Если нам удастся простоять какое-то время неподвижно, наблюдая сценки из обезьяньей жизни, то скоро, сама собой, нам бросится в глаза одна совершенно ошеломляющая подробность. А именно: мы заметим, что эти маленькие исчадия ада беспрестанно начеку, в постоянном беспокойстве ловят все поступающие извне сигналы, неустанно вглядываются и вслушиваются в происходящее вокруг, словно боясь, что оттуда им все время грозит опасность, на которую нужно, не размышляя, отвечать бегством или укусом- мгновенным, как выстрел, мускульным рефлексом. Окружающее действительно вызывает у этих животных постоянный страх и в то же время содержит в себе постоянные соблазны-соблазны, против которых они не могут устоять, перед которыми все механизмы подавления и торможения бессильны так же, как и перед чувством страха. И в том, и в другом случае над животным властвуют предметы и события окружающего мира: они управляют им как безвольной марионеткой. Животное не способно распоряжаться своим существованием; поглощенное происходящим вокруг, оно живет не собой, а чем-то другим, чем оно. Наше слово "другой" восходит к латинскому "alter"* ( Другой. чужой, иной (лат). ). Таким образом, утверждение, что животное существует не собой, а другим и это другое, иное помыкает им и тиранит его, равнозначно утверждению, что животное существует постоянно самоотчужденным, переиначенным, что основа его жизни-в исступленном смятении.
Глядя на эту жизнь, обреченную неустанной тревоге, мы в конце концов восклицаем про себя: "Что за мученье!" И тем самым, даже не отдавая себе отчета, в простоте душевной формулируем существеннейшую разницу между человеком и животным. Ибо в этих словах выражена та странная, ничем не обоснованная усталость, которую мы испытываем, лишь только вообразив, что нам вдруг пришлось бы жить подобно этим существам, внимание которых мучительно и неустанно приковано к окружающему. Значит ли это, что человек, к счастью, в отличие от животного не является пленником вещей, не окружен тем, что его пугает и что его завораживает; разве неумолимая жизнь не заставляет его поневоле заботиться об окружающем? Безусловно, нет. Но с одной лишь существенной разницей: время от времени человек может отвлечься от непосредственных забот о вещном, вырваться из его цепких объятий, отрешиться от него и, подавив в себе способность восприятия-факт невероятный для животного мира,-повернуться, скажем так, к жизни спиной, уйти в себя, прислушаться к своему внутреннему миру, или, что то же, заняться самим собой, а не другим, не окружающим.

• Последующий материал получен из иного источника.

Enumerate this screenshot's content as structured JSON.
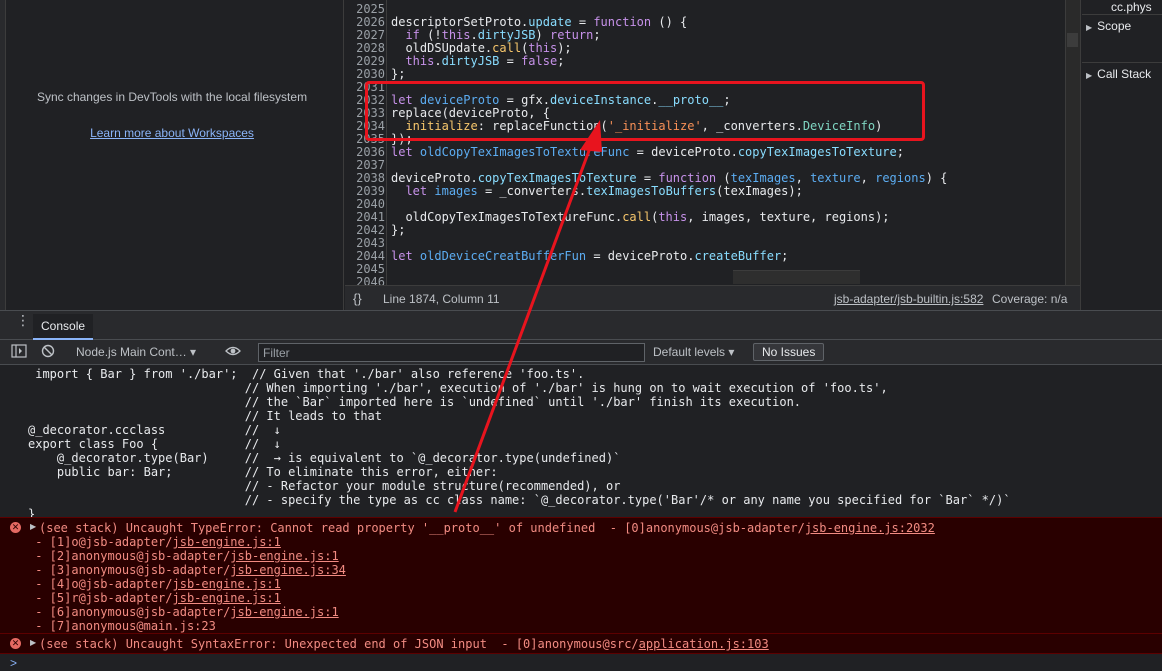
{
  "workspace": {
    "sync_text": "Sync changes in DevTools with the local filesystem",
    "learn_link": "Learn more about Workspaces"
  },
  "editor": {
    "lines": [
      {
        "n": "2025",
        "html": ""
      },
      {
        "n": "2026",
        "html": "descriptorSetProto.<span class='prop'>update</span> = <span class='kw'>function</span> () {"
      },
      {
        "n": "2027",
        "html": "  <span class='kw'>if</span> (!<span class='kw'>this</span>.<span class='prop'>dirtyJSB</span>) <span class='kw'>return</span>;"
      },
      {
        "n": "2028",
        "html": "  oldDSUpdate.<span class='fn'>call</span>(<span class='kw'>this</span>);"
      },
      {
        "n": "2029",
        "html": "  <span class='kw'>this</span>.<span class='prop'>dirtyJSB</span> = <span class='kw'>false</span>;"
      },
      {
        "n": "2030",
        "html": "};"
      },
      {
        "n": "2031",
        "html": ""
      },
      {
        "n": "2032",
        "html": "<span class='kw'>let</span> <span class='blue'>deviceProto</span> = gfx.<span class='prop'>deviceInstance</span>.<span class='prop'>__proto__</span>;"
      },
      {
        "n": "2033",
        "html": "replace(deviceProto, {"
      },
      {
        "n": "2034",
        "html": "  <span class='fn'>initialize</span>: replaceFunction(<span class='str'>'_initialize'</span>, _converters.<span class='cls'>DeviceInfo</span>)"
      },
      {
        "n": "2035",
        "html": "});"
      },
      {
        "n": "2036",
        "html": "<span class='kw'>let</span> <span class='blue'>oldCopyTexImagesToTextureFunc</span> = deviceProto.<span class='prop'>copyTexImagesToTexture</span>;"
      },
      {
        "n": "2037",
        "html": ""
      },
      {
        "n": "2038",
        "html": "deviceProto.<span class='prop'>copyTexImagesToTexture</span> = <span class='kw'>function</span> (<span class='blue'>texImages</span>, <span class='blue'>texture</span>, <span class='blue'>regions</span>) {"
      },
      {
        "n": "2039",
        "html": "  <span class='kw'>let</span> <span class='blue'>images</span> = _converters.<span class='prop'>texImagesToBuffers</span>(texImages);"
      },
      {
        "n": "2040",
        "html": ""
      },
      {
        "n": "2041",
        "html": "  oldCopyTexImagesToTextureFunc.<span class='fn'>call</span>(<span class='kw'>this</span>, images, texture, regions);"
      },
      {
        "n": "2042",
        "html": "};"
      },
      {
        "n": "2043",
        "html": ""
      },
      {
        "n": "2044",
        "html": "<span class='kw'>let</span> <span class='blue'>oldDeviceCreatBufferFun</span> = deviceProto.<span class='prop'>createBuffer</span>;"
      },
      {
        "n": "2045",
        "html": ""
      },
      {
        "n": "2046",
        "html": ""
      }
    ]
  },
  "status": {
    "braces": "{}",
    "position": "Line 1874, Column 11",
    "file_link": "jsb-adapter/jsb-builtin.js:582",
    "coverage": "Coverage: n/a"
  },
  "sidebar": {
    "top_text": "cc.phys",
    "scope": "Scope",
    "call_stack": "Call Stack"
  },
  "console": {
    "tab_label": "Console",
    "context": "Node.js Main Cont… ▾",
    "filter_placeholder": "Filter",
    "levels": "Default levels ▾",
    "issues": "No Issues",
    "log_lines": [
      " import { Bar } from './bar';  // Given that './bar' also reference 'foo.ts'.",
      "                              // When importing './bar', execution of './bar' is hung on to wait execution of 'foo.ts',",
      "                              // the `Bar` imported here is `undefined` until './bar' finish its execution.",
      "                              // It leads to that",
      "@_decorator.ccclass           //  ↓",
      "export class Foo {            //  ↓",
      "    @_decorator.type(Bar)     //  → is equivalent to `@_decorator.type(undefined)`",
      "    public bar: Bar;          // To eliminate this error, either:",
      "                              // - Refactor your module structure(recommended), or",
      "                              // - specify the type as cc class name: `@_decorator.type('Bar'/* or any name you specified for `Bar` */)`",
      "}"
    ],
    "error1": {
      "head": "(see stack) Uncaught TypeError: Cannot read property '__proto__' of undefined  - [0]anonymous@jsb-adapter/",
      "head_link": "jsb-engine.js:2032",
      "frames": [
        {
          "prefix": " - [1]o@jsb-adapter/",
          "link": "jsb-engine.js:1"
        },
        {
          "prefix": " - [2]anonymous@jsb-adapter/",
          "link": "jsb-engine.js:1"
        },
        {
          "prefix": " - [3]anonymous@jsb-adapter/",
          "link": "jsb-engine.js:34"
        },
        {
          "prefix": " - [4]o@jsb-adapter/",
          "link": "jsb-engine.js:1"
        },
        {
          "prefix": " - [5]r@jsb-adapter/",
          "link": "jsb-engine.js:1"
        },
        {
          "prefix": " - [6]anonymous@jsb-adapter/",
          "link": "jsb-engine.js:1"
        },
        {
          "prefix": " - [7]anonymous@main.js:23",
          "link": ""
        }
      ]
    },
    "error2": {
      "head": "(see stack) Uncaught SyntaxError: Unexpected end of JSON input  - [0]anonymous@src/",
      "head_link": "application.js:103"
    },
    "prompt": ">"
  },
  "colors": {
    "highlight": "#e8141e",
    "error_bg": "#290000",
    "error_text": "#f28b82"
  }
}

Для обозначения этой операции мы пользуемся словами "думать", "размышлять", которые, как старые, стершиеся в слишком долгом обращении монеты, уже не могут ярко выразить заключенную в них мысль. Но за этими выражениями скрывается самое удивительное: способность человека тайно, на время, покидать мир и уходить в себя, или-воспользуемся для этого замечательным словом, существующим только в нашем языке,-"самоуглубляться".
Заметьте, что эта чудесная способность человека временно освобождаться от рабства вещей подразумевает две весьма различные возможности: первая- возможность более или менее надолго отрешаться от окружающего без роковых последствий; и вторая- возможность найти укрытие на время этих тайных отлучек. Бодлер отозвался об этой способности с жеманностью романтического денди, когда, отвечая на вопрос, где бы он предпочел жить, сказал: "Где угодно, лишь бы не в этом мире!" Но мир-нечто сугубо внешнее, абсолютное вне, не допускающее ничего вне себя. Единственное, что находится вне этого вне, и есть скрытый внутренний мир человека-"intus",-его самость, состоящая главным образом из идей.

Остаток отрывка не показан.